Features and improvements

  • Object configuration: Object configuration is now created as soon as an asset is called, so users can edit object properties before a scene is created (#239).

  • Scene export: Added support for saving a scene to a flattened USD file (#237). Scene export now correctly handles double-precision poses and adds contact reporters when exporting rigid objects (#242).

  • Parallel environment evaluation: Enabled parallel environment evaluation for GR00T policy runner, with documentation for closed-loop GR00T workflows (#231, #236).

  • Episode length: Increased episode length for loco-manipulation to support rollout through box drop (#235).

  • Microwave example: Increased reset openness for the microwave example (#311).

Bug fixes

  • Reference object poses: Fixed reference object poses so they correctly account for the parent object’s initial pose; poses are now relative and composed at compile time (#232).

  • IsaacLab-to-stage path conversion: Fixed a bug when the asset name appeared twice in the prim path (replaced both instances instead of one) (#241).

  • qpsolvers: Patched breakage with Isaac Lab 2.3 due to qpsolvers upgrade by pinning to 4.8.1 (#252).

  • Parallel eval: Removed comments that were breaking the parallel eval run commands (#262).

Documentation

  • Multi-versioned docs: Documentation is now versioned so users can read docs that match their release (#272, #300).

  • Links and structure: Updated README docs link to the public location (#270), corrected doc pointers (#301), and added release warnings (#303).

  • Installation: Private Omniverse/Nucleus access is described on a separate page to clarify it is not required for normal installation (#261).

Infrastructure and CI

  • Runners: Release 0.1.1 CI runners moved from local (Zurich) to AWS (#433).

  • CI workflow: Added YAML anchors to reduce repetition in the CI workflow (#245).

  • Contribution guide: Added signoff requirements for external contributions (#238).

  • Docker: Fixed Dockerfile pip usage and added SSL certificate support for Lightwheel SDK (#449).

  • Tests: Finetuned GR00T locomanip model is now generated on the fly in tests instead of mounting a pre-finetuned models directory, improving public CI compatibility and testing the fine-tuning pipeline (#247).

Assets and tests

  • G1 WBC: Updated G1 WBC embodiment file paths to use S3 (#251).

  • Test assets: Removed internal or custom-only assets from tests: custom cracker box (#234), custom USD in ObjectReference test (#240), internal asset from USD utils test (#244). ObjectReference test now composes USD on the fly via scene export (#240).

v0.1.0#

This initial release of Isaac Lab Arena delivers the first version of the composable task definition API. Also included are example workflows for static manipulation tasks and loco-manipulation tasks including GR00T GN1.5 finetuning and evaluation.

Key features of this release include:

  • Composable Task Definition: Base-class definition for Task, Embodiment, and Scene that can be subclassed to create new tasks, embodiments, and scenes. ArenaEnvBuilder for converting Scene, Embodiment, and Task into an Isaac Lab runnable environment.

  • Metrics: Mechanism for adding task-specific metrics which are reported during evaluation.

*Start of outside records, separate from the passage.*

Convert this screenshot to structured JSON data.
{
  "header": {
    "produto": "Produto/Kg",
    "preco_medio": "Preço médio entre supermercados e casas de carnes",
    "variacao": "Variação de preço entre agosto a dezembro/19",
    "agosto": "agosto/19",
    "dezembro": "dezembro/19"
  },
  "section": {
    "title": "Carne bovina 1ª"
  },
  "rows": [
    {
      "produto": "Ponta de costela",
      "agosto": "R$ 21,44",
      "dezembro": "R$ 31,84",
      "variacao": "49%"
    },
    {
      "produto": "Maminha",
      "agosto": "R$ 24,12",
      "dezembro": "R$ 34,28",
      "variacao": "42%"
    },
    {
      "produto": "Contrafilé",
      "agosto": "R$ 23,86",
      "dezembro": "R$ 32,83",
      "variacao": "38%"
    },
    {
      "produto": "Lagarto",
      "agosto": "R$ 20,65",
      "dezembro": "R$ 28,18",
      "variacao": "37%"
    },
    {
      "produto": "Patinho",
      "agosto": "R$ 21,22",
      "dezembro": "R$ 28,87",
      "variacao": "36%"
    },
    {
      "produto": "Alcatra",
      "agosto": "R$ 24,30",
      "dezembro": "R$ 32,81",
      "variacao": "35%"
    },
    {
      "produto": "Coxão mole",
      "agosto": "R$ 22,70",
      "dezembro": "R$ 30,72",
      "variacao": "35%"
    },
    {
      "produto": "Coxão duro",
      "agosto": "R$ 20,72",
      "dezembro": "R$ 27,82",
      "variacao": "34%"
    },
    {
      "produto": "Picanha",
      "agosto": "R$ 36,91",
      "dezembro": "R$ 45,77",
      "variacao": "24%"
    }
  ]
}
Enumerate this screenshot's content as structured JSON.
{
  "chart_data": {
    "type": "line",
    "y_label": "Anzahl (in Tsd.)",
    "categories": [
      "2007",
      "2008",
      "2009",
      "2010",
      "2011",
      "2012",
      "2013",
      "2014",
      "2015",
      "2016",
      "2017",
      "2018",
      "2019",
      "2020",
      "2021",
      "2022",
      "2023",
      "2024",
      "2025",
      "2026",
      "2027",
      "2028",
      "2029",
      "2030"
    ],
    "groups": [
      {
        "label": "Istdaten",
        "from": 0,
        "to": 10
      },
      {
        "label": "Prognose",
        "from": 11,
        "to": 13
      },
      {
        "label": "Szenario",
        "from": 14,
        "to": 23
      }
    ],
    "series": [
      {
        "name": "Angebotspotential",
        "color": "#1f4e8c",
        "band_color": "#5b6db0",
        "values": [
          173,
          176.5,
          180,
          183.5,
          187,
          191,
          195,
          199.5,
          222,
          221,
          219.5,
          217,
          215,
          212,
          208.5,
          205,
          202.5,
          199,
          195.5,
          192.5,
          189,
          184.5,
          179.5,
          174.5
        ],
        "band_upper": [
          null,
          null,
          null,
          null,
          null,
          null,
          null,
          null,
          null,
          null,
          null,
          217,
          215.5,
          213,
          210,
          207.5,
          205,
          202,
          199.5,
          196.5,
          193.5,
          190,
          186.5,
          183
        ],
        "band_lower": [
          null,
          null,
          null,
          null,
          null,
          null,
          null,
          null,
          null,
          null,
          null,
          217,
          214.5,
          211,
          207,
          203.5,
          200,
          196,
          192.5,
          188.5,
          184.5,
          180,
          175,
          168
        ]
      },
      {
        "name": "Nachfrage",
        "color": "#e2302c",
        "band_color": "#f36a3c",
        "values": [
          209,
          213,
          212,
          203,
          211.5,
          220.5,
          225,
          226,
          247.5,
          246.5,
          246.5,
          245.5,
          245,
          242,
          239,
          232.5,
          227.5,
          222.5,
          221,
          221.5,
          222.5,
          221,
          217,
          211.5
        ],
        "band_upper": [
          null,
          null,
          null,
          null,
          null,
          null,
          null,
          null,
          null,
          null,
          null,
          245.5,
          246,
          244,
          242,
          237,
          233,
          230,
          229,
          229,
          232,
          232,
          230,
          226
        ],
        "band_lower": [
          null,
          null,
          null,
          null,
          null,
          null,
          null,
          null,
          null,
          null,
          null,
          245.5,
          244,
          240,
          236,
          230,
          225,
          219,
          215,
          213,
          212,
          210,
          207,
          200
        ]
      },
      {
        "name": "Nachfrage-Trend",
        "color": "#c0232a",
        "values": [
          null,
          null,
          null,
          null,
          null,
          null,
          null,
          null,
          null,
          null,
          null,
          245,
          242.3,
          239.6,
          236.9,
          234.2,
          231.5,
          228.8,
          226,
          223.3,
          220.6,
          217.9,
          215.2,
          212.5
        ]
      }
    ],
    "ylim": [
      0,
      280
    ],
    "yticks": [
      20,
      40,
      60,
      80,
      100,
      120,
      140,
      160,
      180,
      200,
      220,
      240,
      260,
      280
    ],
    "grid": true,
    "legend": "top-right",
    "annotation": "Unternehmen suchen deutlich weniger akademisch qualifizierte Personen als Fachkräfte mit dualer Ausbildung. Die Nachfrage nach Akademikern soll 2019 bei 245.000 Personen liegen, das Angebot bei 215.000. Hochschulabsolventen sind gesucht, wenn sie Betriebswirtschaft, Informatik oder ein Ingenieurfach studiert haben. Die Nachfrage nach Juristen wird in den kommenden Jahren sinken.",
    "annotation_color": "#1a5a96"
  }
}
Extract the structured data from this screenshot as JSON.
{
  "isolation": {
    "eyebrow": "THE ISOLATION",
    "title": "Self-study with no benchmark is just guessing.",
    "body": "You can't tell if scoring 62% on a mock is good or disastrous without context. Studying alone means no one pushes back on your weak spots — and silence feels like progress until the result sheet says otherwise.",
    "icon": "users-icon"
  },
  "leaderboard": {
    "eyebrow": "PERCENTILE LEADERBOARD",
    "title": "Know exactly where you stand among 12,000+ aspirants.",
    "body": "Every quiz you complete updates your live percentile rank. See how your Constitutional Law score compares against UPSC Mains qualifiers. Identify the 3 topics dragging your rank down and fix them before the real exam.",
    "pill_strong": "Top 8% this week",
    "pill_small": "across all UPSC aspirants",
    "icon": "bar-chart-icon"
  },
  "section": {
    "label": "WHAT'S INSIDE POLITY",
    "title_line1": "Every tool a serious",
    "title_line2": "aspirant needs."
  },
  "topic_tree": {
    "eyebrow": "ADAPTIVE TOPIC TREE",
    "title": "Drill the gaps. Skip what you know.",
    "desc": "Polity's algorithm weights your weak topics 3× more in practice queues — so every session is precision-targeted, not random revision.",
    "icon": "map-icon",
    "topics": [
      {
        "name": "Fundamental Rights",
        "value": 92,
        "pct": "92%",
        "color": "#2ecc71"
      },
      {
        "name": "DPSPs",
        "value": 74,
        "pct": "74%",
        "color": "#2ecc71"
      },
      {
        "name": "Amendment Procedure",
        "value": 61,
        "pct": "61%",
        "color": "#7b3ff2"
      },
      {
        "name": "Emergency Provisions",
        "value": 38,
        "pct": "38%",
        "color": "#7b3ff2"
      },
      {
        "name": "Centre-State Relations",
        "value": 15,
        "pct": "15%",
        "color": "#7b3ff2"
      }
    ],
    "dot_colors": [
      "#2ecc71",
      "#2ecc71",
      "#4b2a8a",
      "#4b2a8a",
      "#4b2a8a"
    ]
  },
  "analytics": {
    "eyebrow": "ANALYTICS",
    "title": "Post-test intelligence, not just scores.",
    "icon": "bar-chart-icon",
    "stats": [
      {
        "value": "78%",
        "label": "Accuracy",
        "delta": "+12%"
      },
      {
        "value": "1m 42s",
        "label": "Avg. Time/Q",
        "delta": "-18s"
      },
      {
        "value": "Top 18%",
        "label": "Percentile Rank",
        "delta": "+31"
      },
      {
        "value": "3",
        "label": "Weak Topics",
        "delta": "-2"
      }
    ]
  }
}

  • Isaac Lab Mimic Integration: Integration with Isaac Lab Mimic to automatically generate Mimic definitions for available tasks.

  • Example Workflows: Two example workflows for static manipulation tasks and loco-manipulation tasks.

  • GR00T GN1.5 Integration: Integration with GR00T GN1.5 including a example workflows for finetuning and evaluating the model on the static and loco-manipulation workflows.

Known limitations:

  • Number of Environments/Tasks: This initial is intended to validation the composable task definition API, and comes with a limited set of tasks and workflows.

  • Loco-manipulation GR00T GN1.5 finetuning: GR00T GN1.5 finetuning for loco-manipulation requires a large amount of GPU resources. (Note that static manipulation finetuning can be performed on a single GPU.)